Minuit errors too large

Hi rooters,

I am performing a chi2 fit of a function to a graph using Minuit and I have two questions:

The first issue is that Minuit is giving very large errors for the fitted parameters (of the order of the actual value of the parameter), which seems to happen even though the fit is very good and even when I reduce the noise. In order to fix this I have normalised the errors according to the function Fit::FitResult::NormalizeErrors() which “normalize(s) errors using chi2/ndf for chi2 fits” and this seems to solve the issue with having large errors.

So my first question is could someone please tell me what the errors are that minuit is printing and whether it is correct to normalize them with NormalizeErrors()?
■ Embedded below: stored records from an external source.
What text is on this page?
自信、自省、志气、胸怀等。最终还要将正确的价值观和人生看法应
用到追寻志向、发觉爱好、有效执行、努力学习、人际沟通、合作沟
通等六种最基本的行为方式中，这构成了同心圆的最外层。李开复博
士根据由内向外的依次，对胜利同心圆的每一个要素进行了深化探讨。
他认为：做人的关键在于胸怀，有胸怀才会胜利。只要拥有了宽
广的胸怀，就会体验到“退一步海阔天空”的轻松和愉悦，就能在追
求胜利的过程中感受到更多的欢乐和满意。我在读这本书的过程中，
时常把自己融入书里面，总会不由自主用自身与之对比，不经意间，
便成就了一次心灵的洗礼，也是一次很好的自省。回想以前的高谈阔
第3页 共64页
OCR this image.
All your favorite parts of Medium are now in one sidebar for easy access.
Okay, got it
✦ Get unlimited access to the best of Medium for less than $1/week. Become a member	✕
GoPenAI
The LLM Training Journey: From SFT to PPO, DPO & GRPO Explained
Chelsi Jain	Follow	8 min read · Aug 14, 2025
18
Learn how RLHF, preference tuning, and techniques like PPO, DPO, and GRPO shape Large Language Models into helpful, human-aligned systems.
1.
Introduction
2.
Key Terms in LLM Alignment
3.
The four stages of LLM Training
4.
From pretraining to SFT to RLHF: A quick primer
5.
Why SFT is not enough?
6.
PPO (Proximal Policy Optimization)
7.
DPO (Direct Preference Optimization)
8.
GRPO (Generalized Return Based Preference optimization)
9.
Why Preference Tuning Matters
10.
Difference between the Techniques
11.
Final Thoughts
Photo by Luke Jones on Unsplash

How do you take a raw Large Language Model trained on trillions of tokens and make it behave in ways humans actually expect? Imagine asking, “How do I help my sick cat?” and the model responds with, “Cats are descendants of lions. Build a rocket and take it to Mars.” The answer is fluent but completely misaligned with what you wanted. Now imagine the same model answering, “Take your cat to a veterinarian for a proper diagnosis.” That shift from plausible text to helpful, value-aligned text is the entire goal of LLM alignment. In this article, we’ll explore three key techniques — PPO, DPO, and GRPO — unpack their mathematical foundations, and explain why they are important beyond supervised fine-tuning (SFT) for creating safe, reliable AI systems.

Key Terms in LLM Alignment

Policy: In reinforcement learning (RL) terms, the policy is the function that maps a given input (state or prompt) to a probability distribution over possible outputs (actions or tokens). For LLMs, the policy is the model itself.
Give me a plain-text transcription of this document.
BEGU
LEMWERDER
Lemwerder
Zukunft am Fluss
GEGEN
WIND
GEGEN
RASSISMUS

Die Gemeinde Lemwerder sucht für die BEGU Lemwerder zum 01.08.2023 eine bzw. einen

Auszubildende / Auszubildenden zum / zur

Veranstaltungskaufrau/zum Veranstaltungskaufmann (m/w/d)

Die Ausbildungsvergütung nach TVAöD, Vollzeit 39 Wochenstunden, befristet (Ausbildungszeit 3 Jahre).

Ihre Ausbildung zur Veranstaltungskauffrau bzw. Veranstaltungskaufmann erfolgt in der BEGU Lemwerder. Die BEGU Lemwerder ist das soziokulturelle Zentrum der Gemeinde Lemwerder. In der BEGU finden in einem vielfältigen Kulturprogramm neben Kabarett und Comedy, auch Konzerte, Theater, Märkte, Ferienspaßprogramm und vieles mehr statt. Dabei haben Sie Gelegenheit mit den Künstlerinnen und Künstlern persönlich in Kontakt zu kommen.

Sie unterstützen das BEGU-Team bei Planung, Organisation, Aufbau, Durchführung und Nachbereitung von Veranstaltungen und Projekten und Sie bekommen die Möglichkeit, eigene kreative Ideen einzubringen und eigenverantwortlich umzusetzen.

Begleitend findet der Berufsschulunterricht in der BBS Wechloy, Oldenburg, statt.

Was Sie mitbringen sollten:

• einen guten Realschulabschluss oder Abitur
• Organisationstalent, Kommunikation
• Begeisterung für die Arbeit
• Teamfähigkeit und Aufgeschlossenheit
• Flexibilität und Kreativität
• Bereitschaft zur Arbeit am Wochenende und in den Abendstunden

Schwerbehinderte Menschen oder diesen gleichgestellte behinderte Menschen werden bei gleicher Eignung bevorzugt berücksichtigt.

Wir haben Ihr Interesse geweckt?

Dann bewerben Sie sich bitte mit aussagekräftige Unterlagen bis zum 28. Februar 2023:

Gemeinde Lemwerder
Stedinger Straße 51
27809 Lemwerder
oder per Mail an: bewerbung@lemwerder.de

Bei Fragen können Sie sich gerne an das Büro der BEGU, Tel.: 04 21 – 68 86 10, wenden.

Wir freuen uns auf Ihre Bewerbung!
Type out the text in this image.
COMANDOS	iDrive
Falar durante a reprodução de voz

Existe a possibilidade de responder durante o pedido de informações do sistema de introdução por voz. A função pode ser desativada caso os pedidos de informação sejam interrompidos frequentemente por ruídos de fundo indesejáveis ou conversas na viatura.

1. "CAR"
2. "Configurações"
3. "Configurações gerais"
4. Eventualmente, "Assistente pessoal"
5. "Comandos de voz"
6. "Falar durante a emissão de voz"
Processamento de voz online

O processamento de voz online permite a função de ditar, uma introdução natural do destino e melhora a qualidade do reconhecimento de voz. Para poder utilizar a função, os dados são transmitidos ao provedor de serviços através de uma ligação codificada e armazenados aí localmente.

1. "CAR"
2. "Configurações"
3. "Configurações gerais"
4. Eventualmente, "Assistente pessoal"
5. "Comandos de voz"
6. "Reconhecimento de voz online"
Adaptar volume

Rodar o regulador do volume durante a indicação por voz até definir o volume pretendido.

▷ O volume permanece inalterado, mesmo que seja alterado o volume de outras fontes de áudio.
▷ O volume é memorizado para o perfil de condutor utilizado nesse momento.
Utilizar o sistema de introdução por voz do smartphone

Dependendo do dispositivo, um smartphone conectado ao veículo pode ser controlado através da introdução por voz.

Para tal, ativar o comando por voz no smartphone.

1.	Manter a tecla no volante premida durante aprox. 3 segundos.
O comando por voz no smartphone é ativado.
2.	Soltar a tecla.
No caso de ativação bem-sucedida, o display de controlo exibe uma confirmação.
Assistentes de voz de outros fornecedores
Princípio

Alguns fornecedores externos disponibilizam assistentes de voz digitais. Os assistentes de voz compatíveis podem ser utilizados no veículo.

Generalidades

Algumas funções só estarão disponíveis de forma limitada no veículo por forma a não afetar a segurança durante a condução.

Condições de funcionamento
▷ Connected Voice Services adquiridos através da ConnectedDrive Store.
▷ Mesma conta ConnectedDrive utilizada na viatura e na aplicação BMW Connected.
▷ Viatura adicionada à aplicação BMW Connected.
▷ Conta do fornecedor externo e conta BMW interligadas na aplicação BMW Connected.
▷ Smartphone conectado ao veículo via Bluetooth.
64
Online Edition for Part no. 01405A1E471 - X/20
My second question is much simpler I would like to obtaining confidence intervals (CI) on the parameters fitted, is there a user defined function to obtain CI on a parameter? It seems GetConfidenceInterval() is not what I am looking for…




If you don’t have a reliable estimate of the errors of each points you are fitting in the TGraph, then it is better to normalize the errors in order you get a chi2 value around one. However this assumes that your points fluctuations are the same and they are normal.
Using the option “E” in fitting you can compute a better estimate the errors when fitting. However, these errors will be un-normalized.


Thanks Lorenzo,

Could you tell me what exactly minuit does to calculate the errors? I have had a look at various sources but have failed to find any clear explanation.



See this document from the author of Minuit, F. James,

seal.web.cern.ch/seal/documents/ … nerror.pdf


Hi Lorenzo

thanks again,
If I understand correctly the errors returned by minuit will simply be (once I have normalised) the value of 1 standard deviation for a given parameter. Is there a way to return the errors for any standard deviation?